CHP Genel Başkanı Kemal Kılıçdaroğlu, Ankara’da düzenlenen 'İnsan Haklarında Eşitlik ve Adalet Çalıştayı'nda konuştu.  

Sendikalara seslenen Kılıçdaroğlu “Sosyal devlet, asgari bir geçim seviyesi sağlamak zorundadır… Bütün sendikalardan istirham ediyorum, aile yardımları sigortasının çıkması için ortak mücadele edelim. Bu olmazsa, sağ elin verdiğini sol el görmüş olur. 1974’te parlamento 9 sigorta dalını hayata geçireceğim demiş, aile yardımları sigortası yok. Sendikaların bunu istemesi lazım” çağrısında bulundu.
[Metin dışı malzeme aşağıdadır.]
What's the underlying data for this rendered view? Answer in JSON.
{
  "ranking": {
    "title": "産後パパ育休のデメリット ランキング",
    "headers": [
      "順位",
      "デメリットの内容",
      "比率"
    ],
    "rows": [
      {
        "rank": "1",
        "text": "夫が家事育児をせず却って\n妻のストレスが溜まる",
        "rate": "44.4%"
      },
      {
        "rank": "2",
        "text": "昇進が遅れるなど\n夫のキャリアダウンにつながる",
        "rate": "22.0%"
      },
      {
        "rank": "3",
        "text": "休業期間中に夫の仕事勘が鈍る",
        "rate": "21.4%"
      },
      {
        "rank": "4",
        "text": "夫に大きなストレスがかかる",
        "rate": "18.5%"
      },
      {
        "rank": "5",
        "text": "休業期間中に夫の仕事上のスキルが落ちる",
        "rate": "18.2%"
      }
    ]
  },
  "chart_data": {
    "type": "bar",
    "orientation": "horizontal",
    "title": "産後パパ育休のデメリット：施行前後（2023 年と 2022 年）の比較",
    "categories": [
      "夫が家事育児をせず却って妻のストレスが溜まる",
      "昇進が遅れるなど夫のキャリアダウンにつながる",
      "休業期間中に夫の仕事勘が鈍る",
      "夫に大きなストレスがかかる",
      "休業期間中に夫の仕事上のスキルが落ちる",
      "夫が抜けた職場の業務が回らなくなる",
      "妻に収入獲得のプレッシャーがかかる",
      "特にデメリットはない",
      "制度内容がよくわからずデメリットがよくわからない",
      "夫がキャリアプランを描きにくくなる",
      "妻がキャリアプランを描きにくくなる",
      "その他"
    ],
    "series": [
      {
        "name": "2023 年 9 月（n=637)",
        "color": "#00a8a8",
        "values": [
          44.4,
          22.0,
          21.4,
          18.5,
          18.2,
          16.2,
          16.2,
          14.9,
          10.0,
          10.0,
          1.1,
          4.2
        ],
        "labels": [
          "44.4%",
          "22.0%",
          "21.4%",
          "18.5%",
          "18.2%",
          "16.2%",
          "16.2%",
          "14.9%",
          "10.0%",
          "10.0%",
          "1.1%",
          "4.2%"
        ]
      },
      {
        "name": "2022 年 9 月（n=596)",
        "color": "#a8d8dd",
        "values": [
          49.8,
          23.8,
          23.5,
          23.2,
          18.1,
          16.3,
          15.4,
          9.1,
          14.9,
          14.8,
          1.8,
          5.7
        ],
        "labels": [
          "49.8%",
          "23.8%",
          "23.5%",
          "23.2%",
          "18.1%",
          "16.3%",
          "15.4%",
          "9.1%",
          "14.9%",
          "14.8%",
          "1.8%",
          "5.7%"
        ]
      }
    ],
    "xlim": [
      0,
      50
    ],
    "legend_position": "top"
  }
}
Kılıçdaroğlu'nun konuşmasından öne çıkan kısımlar şu şekilde;

İnsanların çalışma hakkı ellerinden alınıyor. En çok sendikaların isyan etmesi lazım. Hak aradı diye eğer bu ülkenin işçileri hapse atılıyorsa ve özellikle iki büyük sendika buna sessiz kalıyorsa, orada ciddi bir sorunumuz var demektir. Tahtakurusu var. Yatamıyorum” diyor işçi. Bunu istedi diye işçiler topluca hapse atıldı. Bütün meydanların dolması lazımdı. Biliyorum şimdi ‘Kılıçdaroğlu işçileri isyana teşvik etti’ diyecekler. Eğer hak arama talebinde bulunan bir işçi, yakalanıp niye hakkını arıyorsun diye hapse atılıyor ve işçiler meydana çıkmıyorsa kimse kusura bakmasın o işçiler işçi değil. Hak verilmez alınır. İnsanlık tarihi, hak arama tarihidir.

TÜRKİYE GELİR DAĞILIMININ EN ÇOK BOZULDUĞU ÜLKELERİN BAŞINDA GELİYOR

Şimdi asgari ücreti konuşuyorlar kaç lira olacak diye. Gelir dağılımının en çok bozulduğu ülkelerin başında Türkiye geliyor. 1 milyon 800 bin kişi asgari ücretin altında maaş alıyor. 500 lira maaş alan var. Biz şunu söyledik. CHP’li belediyelerin tamamında 1 Ocak 2019’dan itibaren 2 bin 200 lira olacak. Bir işçi alın teri döküyorsa başımızın üstünde yeri vardır.

Barış bildirisini imzaladı diye binlerce akademisyenin görevine son verildi. Gazeteciler hapiste, avukatlar, milletvekilleri hapiste. Çavuşlar hapiste, komutanları dışarıda. Öğrenciler hapiste, “dışarıya çık” talimatını veren komutanları dışarıda. Böyle bir çarpık dünyada yaşıyor şu anda Türkiye. Kamu hizmetlerine girme hakkı herkese eşit tanınmalı. Üniversiteden atıp, pasaportlarına el koyuyorsunuz. Dönüp “Bunlar ağaç kökü yesinler” diyorsunuz. Ne zaman? 21. yüzyılda. O zaman insan haklarından nasıl söz edeceğiz.